In silence, but crudely, he acquires importance at the end, a moment in which Sheeran is now old, his friends and his wife deceased, therefore left alone with his daughters: all women, all determined to keep their distance from their father.

De Niro in The Irishman

Conclusions

Scorsese is a great storyteller able to say with images what is ineffable in words ; capable of portraying and capturing through his video camera the latent dimension in each character.

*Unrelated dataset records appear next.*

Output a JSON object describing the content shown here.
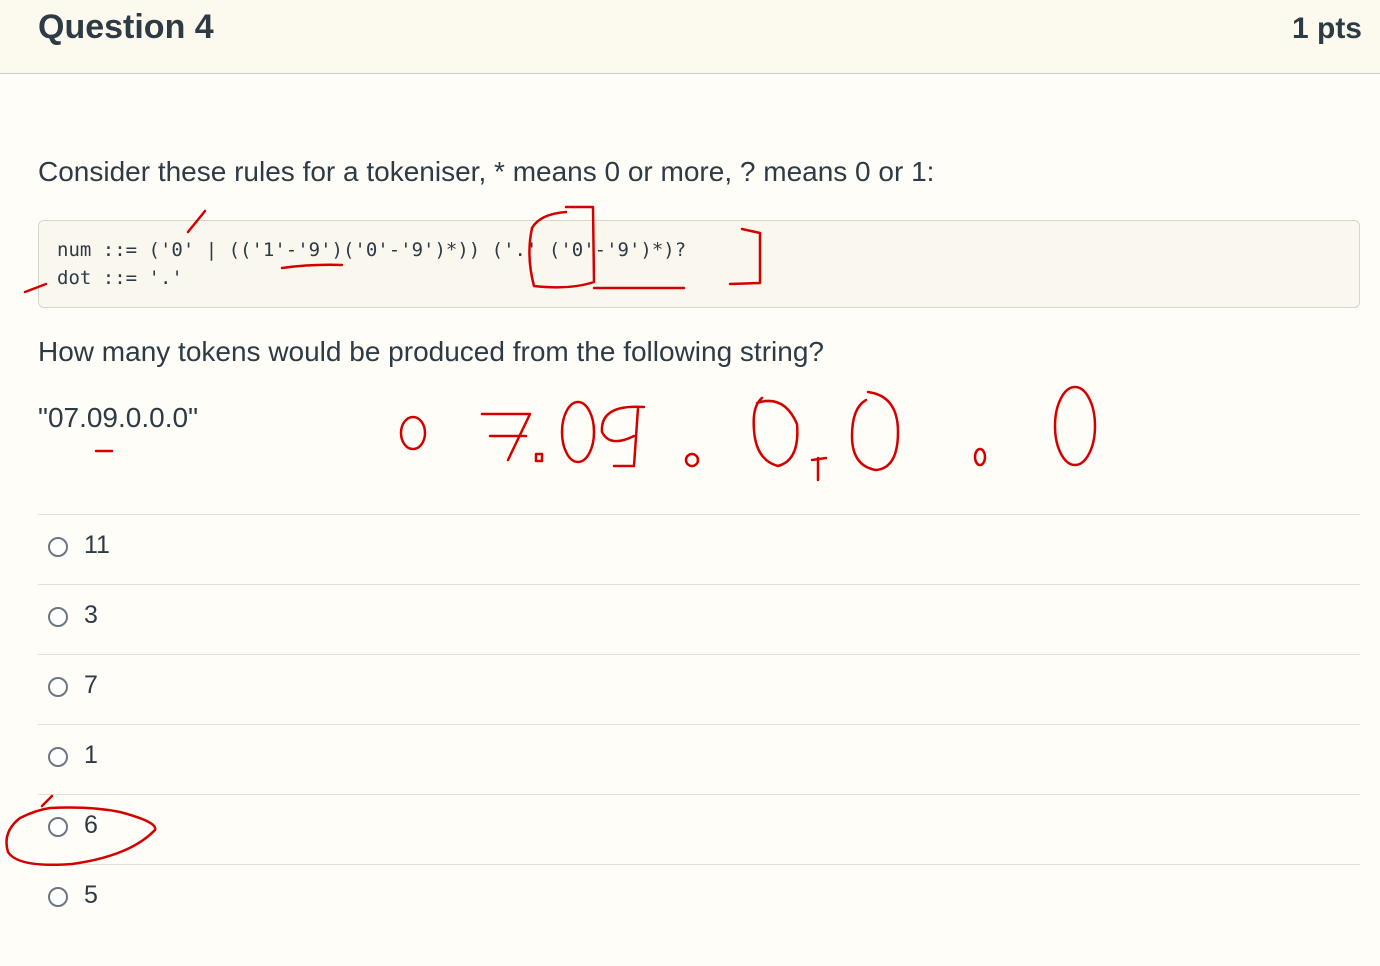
{
  "question": {
    "title": "Question 4",
    "points": "1 pts",
    "prompt_intro": "Consider these rules for a tokeniser, * means 0 or more, ? means 0 or 1:",
    "code_lines": [
      "num ::= ('0' | (('1'-'9')('0'-'9')*)) ('.' ('0'-'9')*)?",
      "dot ::= '.'"
    ],
    "prompt_question": "How many tokens would be produced from the following string?",
    "input_string": "\"07.09.0.0.0\""
  },
  "answers": [
    {
      "label": "11"
    },
    {
      "label": "3"
    },
    {
      "label": "7"
    },
    {
      "label": "1"
    },
    {
      "label": "6"
    },
    {
      "label": "5"
    }
  ],
  "colors": {
    "annotation_ink": "#d40000",
    "text": "#2d3b45",
    "header_bg": "#fcf9ef"
  }
}
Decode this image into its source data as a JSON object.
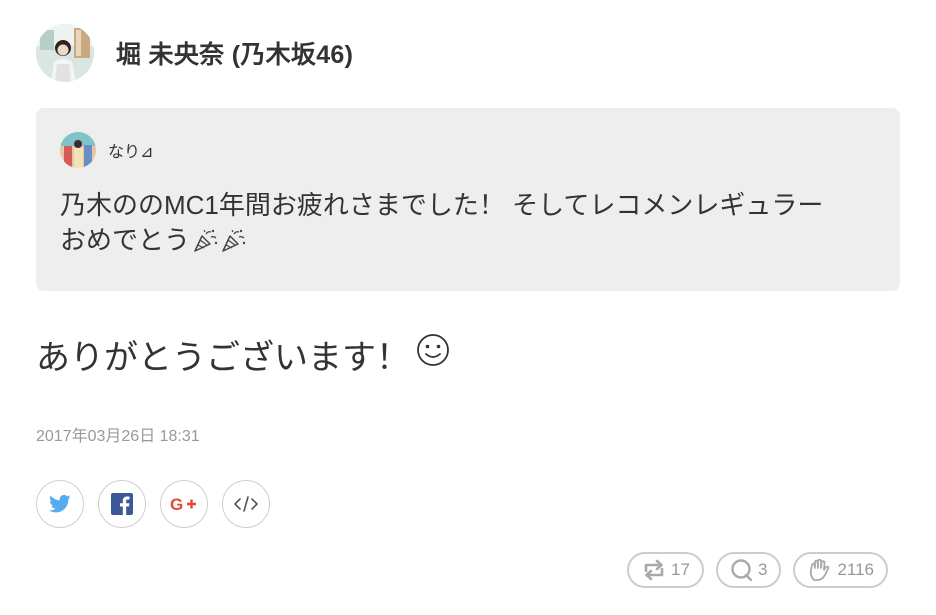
{
  "author": {
    "name": "堀 未央奈 (乃木坂46)",
    "avatar": "profile-photo"
  },
  "quoted_tweet": {
    "user": "なり⊿",
    "avatar": "profile-photo",
    "line1": "乃木ののMC1年間お疲れさまでした！ そしてレコメンレギュラー",
    "line2": "おめでとう",
    "emoji": [
      "party-popper-icon",
      "party-popper-icon"
    ]
  },
  "reply": {
    "text": "ありがとうございます！",
    "emoji": "smiling-face-icon"
  },
  "timestamp": "2017年03月26日 18:31",
  "share_buttons": [
    {
      "name": "twitter",
      "icon": "twitter-bird-icon",
      "color": "#55acee"
    },
    {
      "name": "facebook",
      "icon": "facebook-f-icon",
      "color": "#3b5998"
    },
    {
      "name": "google-plus",
      "icon": "google-plus-icon",
      "color": "#dd4b39"
    },
    {
      "name": "embed",
      "icon": "code-icon",
      "color": "#555555"
    }
  ],
  "reactions": {
    "retweets": "17",
    "replies": "3",
    "likes": "2116"
  }
}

Despite the duration,  The Irishman manages to conquer us and keep us glued to the screen to find out what will become of the protagonist, a man trapped in a spider’s web from which he will not be able to escape.

The Irishman  offers us a path between different stages of life , the introspective journey of a character tied to his past, but who, like everyone, is destined to die. The reflection of his actions manifests itself during his lonely old age, leaving the viewer a window to reflect on, in an almost cathartic and difficult to identify stage. 

Have we seen a classic gangster movie? Have we witnessed a journey towards the inner universe of the human being? Why a half-open door? The future, death, destiny, are perhaps only this: a glimmer.